Des dizaines de Palestiniens tués lors des frappes israéliennes sur Gaza

Au moins 26 Palestiniens avaient été tués mercredi soir et 71 autres blessés, dont 30 enfants, alors que les frappes aériennes israéliennes contre l'enclave côtière de Gaza, surpeuplée et appauvrie, se poursuivaient pour un deuxième jour.

Les violences ont commencé tôt mardi matin avec l'assassinat ciblé de Bhaa Abu al-Ata, un commandant du groupe palestinien djihad islamique dont la maison de Gaza a été frappée par un missile qui a également tué sa femme et blessé deux de ses enfants.

Une deuxième frappe aérienne, que les autorités israéliennes ont refusé de reconnaître, a frappé le domicile d'un dirigeant du Djihad islamique dans une région de Damas, en Syrie, qui comprend un certain nombre d'ambassades étrangères et qui avait été auparavant considérée comme interdite pour de telles attaques. Le missile a raté sa cible et a tué son fils et plusieurs autres personnes.

Des personnes en deuil portent les corps de Rafat Ayyad et de ses enfants, Islam et Amie, qui ont été tués dans une attaque aérienne israélienne, lors de leurs funérailles dans la ville de Gaza mercredi (AP Photo/Andrew Harnik)

La dangereuse agression israélienne a provoqué le tir de centaines de roquettes depuis Gaza, qui ont pratiquement toutes été interceptées ou n'ont causé que peu de dégâts et aucune victime.

L'assassinat ciblé a provoqué l'indignation populaire à Gaza, des milliers de personnes s'étant rassemblées pour les funérailles d'Abou al-Ata, une effusion qui a éclipsé le niveau de soutien au Djihad islamique. L'appui aux tirs de roquettes sur Israël s'est également accru avec chaque frappe aérienne et barrage d'artillerie israéliens. Selon les médias de Gaza, Israël a mené au moins 50 frappes aériennes et 20 attaques d'artillerie mardi et mercredi.

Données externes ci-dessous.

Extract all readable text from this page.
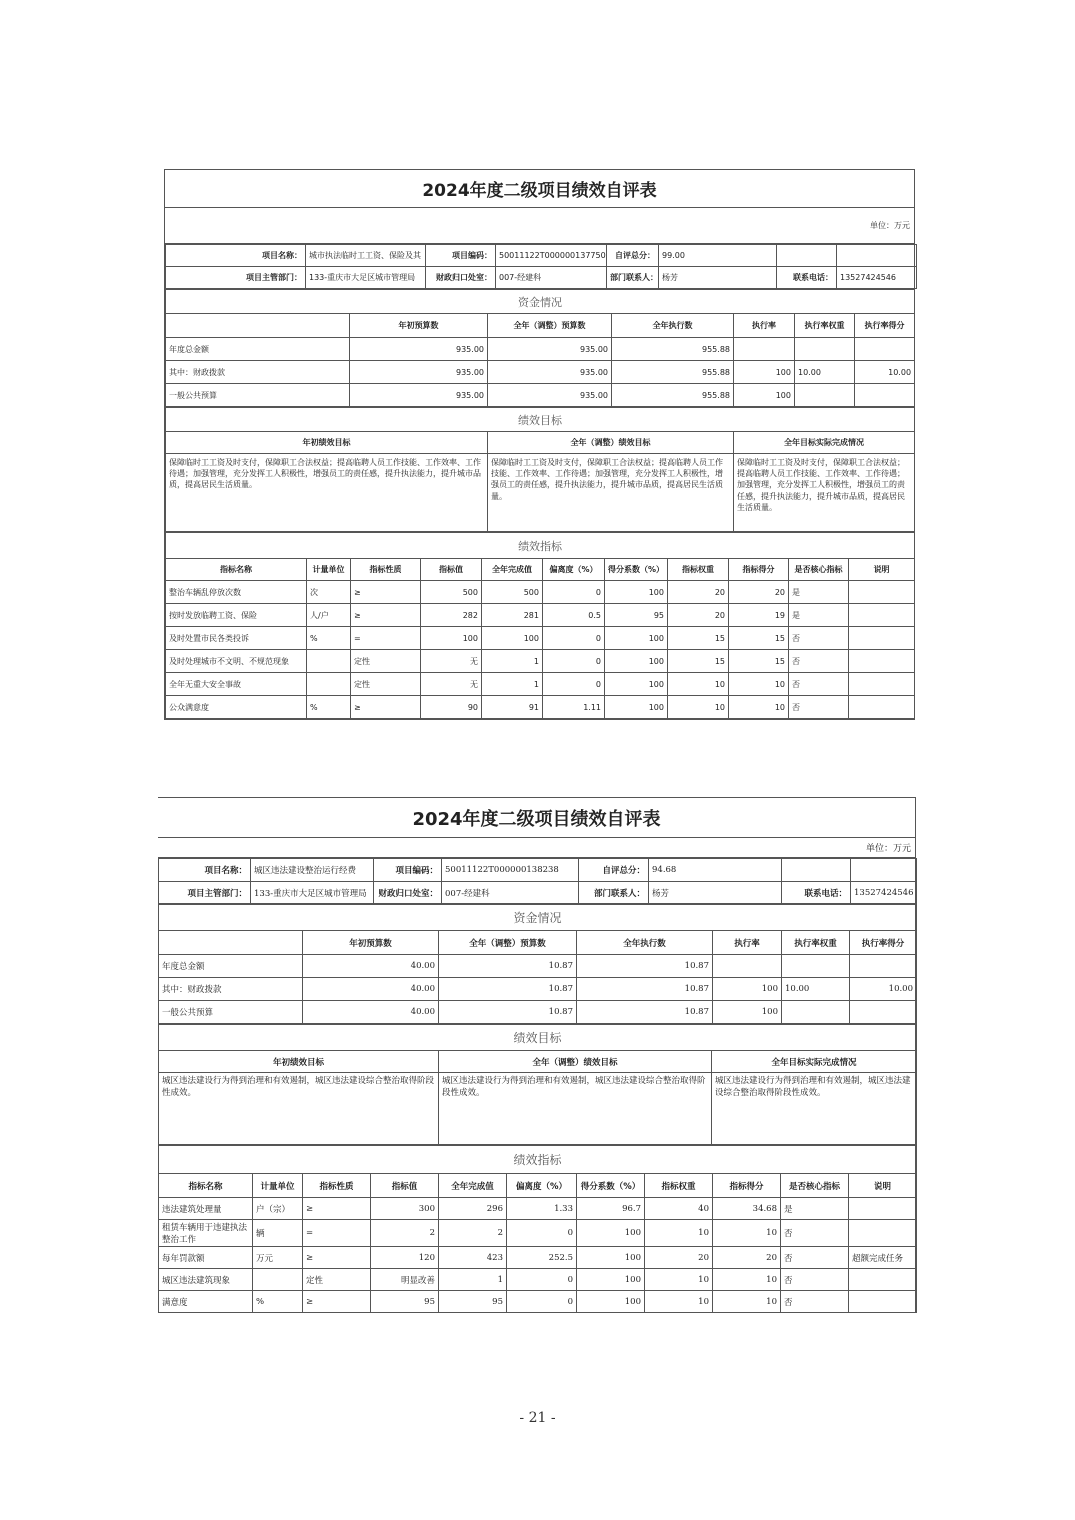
2024年度二级项目绩效自评表
单位：万元
项目名称：	城市执法临时工工资、保险及其	项目编码：	50011122T000000137750	自评总分：	99.00		
项目主管部门：	133-重庆市大足区城市管理局	财政归口处室：	007-经建科	部门联系人：	杨芳	联系电话：	13527424546
资金情况						
	年初预算数	全年（调整）预算数	全年执行数	执行率	执行率权重	执行率得分
年度总金额	935.00	935.00	955.88			
其中：财政拨款	935.00	935.00	955.88	100	10.00	10.00
一般公共预算	935.00	935.00	955.88	100		
绩效目标		
年初绩效目标	全年（调整）绩效目标	全年目标实际完成情况
保障临时工工资及时支付，保障职工合法权益；提高临聘人员工作技能、工作效率、工作待遇；加强管理，充分发挥工人积极性，增强员工的责任感，提升执法能力，提升城市品质，提高居民生活质量。	保障临时工工资及时支付，保障职工合法权益；提高临聘人员工作技能、工作效率、工作待遇；加强管理，充分发挥工人积极性，增强员工的责任感，提升执法能力，提升城市品质，提高居民生活质量。	保障临时工工资及时支付，保障职工合法权益；提高临聘人员工作技能、工作效率、工作待遇；加强管理，充分发挥工人积极性，增强员工的责任感，提升执法能力，提升城市品质，提高居民生活质量。
绩效指标										
指标名称	计量单位	指标性质	指标值	全年完成值	偏离度（%）	得分系数（%）	指标权重	指标得分	是否核心指标	说明
整治车辆乱停放次数	次	≥	500	500	0	100	20	20	是	
按时发放临聘工资、保险	人/户	≥	282	281	0.5	95	20	19	是	
及时处置市民各类投诉	%	=	100	100	0	100	15	15	否	
及时处理城市不文明、不规范现象		定性	无	1	0	100	15	15	否	
全年无重大安全事故		定性	无	1	0	100	10	10	否	
公众满意度	%	≥	90	91	1.11	100	10	10	否	
2024年度二级项目绩效自评表
单位：万元
项目名称：	城区违法建设整治运行经费	项目编码：	50011122T000000138238	自评总分：	94.68		
项目主管部门：	133-重庆市大足区城市管理局	财政归口处室：	007-经建科	部门联系人：	杨芳	联系电话：	13527424546
资金情况						
	年初预算数	全年（调整）预算数	全年执行数	执行率	执行率权重	执行率得分
年度总金额	40.00	10.87	10.87			
其中：财政拨款	40.00	10.87	10.87	100	10.00	10.00
一般公共预算	40.00	10.87	10.87	100		
绩效目标		
年初绩效目标	全年（调整）绩效目标	全年目标实际完成情况
城区违法建设行为得到治理和有效遏制，城区违法建设综合整治取得阶段性成效。	城区违法建设行为得到治理和有效遏制，城区违法建设综合整治取得阶段性成效。	城区违法建设行为得到治理和有效遏制，城区违法建设综合整治取得阶段性成效。
绩效指标										
指标名称	计量单位	指标性质	指标值	全年完成值	偏离度（%）	得分系数（%）	指标权重	指标得分	是否核心指标	说明
违法建筑处理量	户（宗）	≥	300	296	1.33	96.7	40	34.68	是	
租赁车辆用于违建执法整治工作	辆	=	2	2	0	100	10	10	否	
每年罚款额	万元	≥	120	423	252.5	100	20	20	否	超额完成任务
城区违法建筑现象		定性	明显改善	1	0	100	10	10	否	
满意度	%	≥	95	95	0	100	10	10	否	
- 21 -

Parmi les victimes de ce que les Forces de défense israéliennes (FDI) qualifient de frappes «chirurgicales», il y a un agriculteur de 54 ans, Raffat Mohammad Ayyad, et son fils de sept ans, Amir, qui revenaient des champs en moto lorsqu'ils se sont arrêtés pour saluer son fils aîné Islam, 24 ans, devant leur maison. Tous les trois ont été déchiquetés par un missile israélien.

Des corps et des blessés palestiniens ont été transportés d'urgence par ambulances et taxis vers les hôpitaux de Quds et Shifa, où des foules de proches se sont rassemblées, pleurant et hurlant, a rapporté Middle East Eye.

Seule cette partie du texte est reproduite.